On Feb. 14, Aalayah Eastmond survived the shooting at Marjory Stoneman Douglas High School in Parkland, Florida, by using the body of a fallen classmate to shield herself.

Since then, Eastmond has spoken about her experience as part of the #Enough movement borne from that day, when 17 people were fatally shot, but this weekend, she’s partnering with Ramon Contreras, a senior at KIPP NYC College Prep, on a march across the Brooklyn Bridge to raise awareness about gun violence in urban communities.

“It’s amazing that (the Parkland students) brought this issue on the national forefront, but it’s important that we bring the momentum and spotlight back to where it’s been going on for decades,” Contreras, 19, said. “It’s important that they get the same attention so the same investment being put into Parkland is put into communities that have been doing this for a while.”

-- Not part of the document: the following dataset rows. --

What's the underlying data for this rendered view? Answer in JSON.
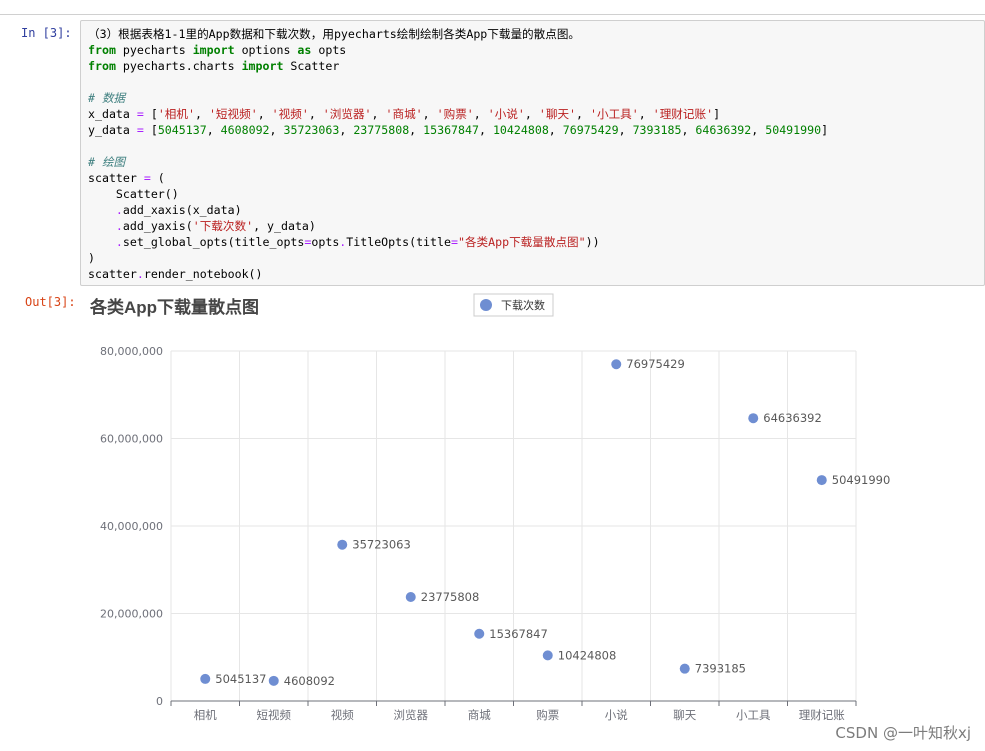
{
  "notebook": {
    "in_prompt": "In [3]:",
    "out_prompt": "Out[3]:",
    "code_lines": [
      [
        {
          "t": "（3）根据表格1-1里的App数据和下载次数，用pyecharts绘制绘制各类App下载量的散点图。",
          "c": ""
        }
      ],
      [
        {
          "t": "from",
          "c": "kw"
        },
        {
          "t": " pyecharts ",
          "c": ""
        },
        {
          "t": "import",
          "c": "kw"
        },
        {
          "t": " options ",
          "c": ""
        },
        {
          "t": "as",
          "c": "kw"
        },
        {
          "t": " opts",
          "c": ""
        }
      ],
      [
        {
          "t": "from",
          "c": "kw"
        },
        {
          "t": " pyecharts.charts ",
          "c": ""
        },
        {
          "t": "import",
          "c": "kw"
        },
        {
          "t": " Scatter",
          "c": ""
        }
      ],
      [],
      [
        {
          "t": "# 数据",
          "c": "cm"
        }
      ],
      [
        {
          "t": "x_data ",
          "c": ""
        },
        {
          "t": "=",
          "c": "op"
        },
        {
          "t": " [",
          "c": ""
        },
        {
          "t": "'相机'",
          "c": "str"
        },
        {
          "t": ", ",
          "c": ""
        },
        {
          "t": "'短视频'",
          "c": "str"
        },
        {
          "t": ", ",
          "c": ""
        },
        {
          "t": "'视频'",
          "c": "str"
        },
        {
          "t": ", ",
          "c": ""
        },
        {
          "t": "'浏览器'",
          "c": "str"
        },
        {
          "t": ", ",
          "c": ""
        },
        {
          "t": "'商城'",
          "c": "str"
        },
        {
          "t": ", ",
          "c": ""
        },
        {
          "t": "'购票'",
          "c": "str"
        },
        {
          "t": ", ",
          "c": ""
        },
        {
          "t": "'小说'",
          "c": "str"
        },
        {
          "t": ", ",
          "c": ""
        },
        {
          "t": "'聊天'",
          "c": "str"
        },
        {
          "t": ", ",
          "c": ""
        },
        {
          "t": "'小工具'",
          "c": "str"
        },
        {
          "t": ", ",
          "c": ""
        },
        {
          "t": "'理财记账'",
          "c": "str"
        },
        {
          "t": "]",
          "c": ""
        }
      ],
      [
        {
          "t": "y_data ",
          "c": ""
        },
        {
          "t": "=",
          "c": "op"
        },
        {
          "t": " [",
          "c": ""
        },
        {
          "t": "5045137",
          "c": "num"
        },
        {
          "t": ", ",
          "c": ""
        },
        {
          "t": "4608092",
          "c": "num"
        },
        {
          "t": ", ",
          "c": ""
        },
        {
          "t": "35723063",
          "c": "num"
        },
        {
          "t": ", ",
          "c": ""
        },
        {
          "t": "23775808",
          "c": "num"
        },
        {
          "t": ", ",
          "c": ""
        },
        {
          "t": "15367847",
          "c": "num"
        },
        {
          "t": ", ",
          "c": ""
        },
        {
          "t": "10424808",
          "c": "num"
        },
        {
          "t": ", ",
          "c": ""
        },
        {
          "t": "76975429",
          "c": "num"
        },
        {
          "t": ", ",
          "c": ""
        },
        {
          "t": "7393185",
          "c": "num"
        },
        {
          "t": ", ",
          "c": ""
        },
        {
          "t": "64636392",
          "c": "num"
        },
        {
          "t": ", ",
          "c": ""
        },
        {
          "t": "50491990",
          "c": "num"
        },
        {
          "t": "]",
          "c": ""
        }
      ],
      [],
      [
        {
          "t": "# 绘图",
          "c": "cm"
        }
      ],
      [
        {
          "t": "scatter ",
          "c": ""
        },
        {
          "t": "=",
          "c": "op"
        },
        {
          "t": " (",
          "c": ""
        }
      ],
      [
        {
          "t": "    Scatter()",
          "c": ""
        }
      ],
      [
        {
          "t": "    ",
          "c": ""
        },
        {
          "t": ".",
          "c": "op"
        },
        {
          "t": "add_xaxis(x_data)",
          "c": ""
        }
      ],
      [
        {
          "t": "    ",
          "c": ""
        },
        {
          "t": ".",
          "c": "op"
        },
        {
          "t": "add_yaxis(",
          "c": ""
        },
        {
          "t": "'下载次数'",
          "c": "str"
        },
        {
          "t": ", y_data)",
          "c": ""
        }
      ],
      [
        {
          "t": "    ",
          "c": ""
        },
        {
          "t": ".",
          "c": "op"
        },
        {
          "t": "set_global_opts(title_opts",
          "c": ""
        },
        {
          "t": "=",
          "c": "op"
        },
        {
          "t": "opts",
          "c": ""
        },
        {
          "t": ".",
          "c": "op"
        },
        {
          "t": "TitleOpts(title",
          "c": ""
        },
        {
          "t": "=",
          "c": "op"
        },
        {
          "t": "\"各类App下载量散点图\"",
          "c": "str"
        },
        {
          "t": "))",
          "c": ""
        }
      ],
      [
        {
          "t": ")",
          "c": ""
        }
      ],
      [
        {
          "t": "scatter",
          "c": ""
        },
        {
          "t": ".",
          "c": "op"
        },
        {
          "t": "render_notebook()",
          "c": ""
        }
      ]
    ]
  },
  "chart_data": {
    "type": "scatter",
    "title": "各类App下载量散点图",
    "categories": [
      "相机",
      "短视频",
      "视频",
      "浏览器",
      "商城",
      "购票",
      "小说",
      "聊天",
      "小工具",
      "理财记账"
    ],
    "series": [
      {
        "name": "下载次数",
        "values": [
          5045137,
          4608092,
          35723063,
          23775808,
          15367847,
          10424808,
          76975429,
          7393185,
          64636392,
          50491990
        ],
        "color": "#6f8ed2"
      }
    ],
    "ylim": [
      0,
      80000000
    ],
    "y_ticks": [
      "0",
      "20,000,000",
      "40,000,000",
      "60,000,000",
      "80,000,000"
    ],
    "grid": true,
    "legend_position": "top-center"
  },
  "watermark": "CSDN @一叶知秋xj"
}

To that end, Contreras took his experiences as a former intern in the governor’s office and at a city-based hedge fund via First Workings, to found Youth Over Guns after the National School Walkout on March 14 to “give the platform to young black and brown students to voice their opinions on the solutions they think can benefit their communities,” he said.

 

One such platform will be Saturday’s march, which will travel from the Korean War Veterans Plaza in Brooklyn and across the Brooklyn Bridge to Foley Square in Lower Manhattan, where a rally featuring speakers from Contreras and Eastmond to March for Our Lives keynote speaker Zion Kelly and representatives from Justice League NYC, Women’s March Empower and National Action Network’s youth branch will be held. The march takes place from noon to 5 p.m.

“We want all stakeholders in this issue to invest back into communities of color where gun violence has been going on for years now,” Contreras said. “That is our call to action. We are tired of the media seeing shootings in our community as a norm. There’s no reason why, when people who look the same are killing each other, that should be ignored.

“We’re not targeting legislative action, we’re targeting community-based action through education where the roots of violence are at,” he added.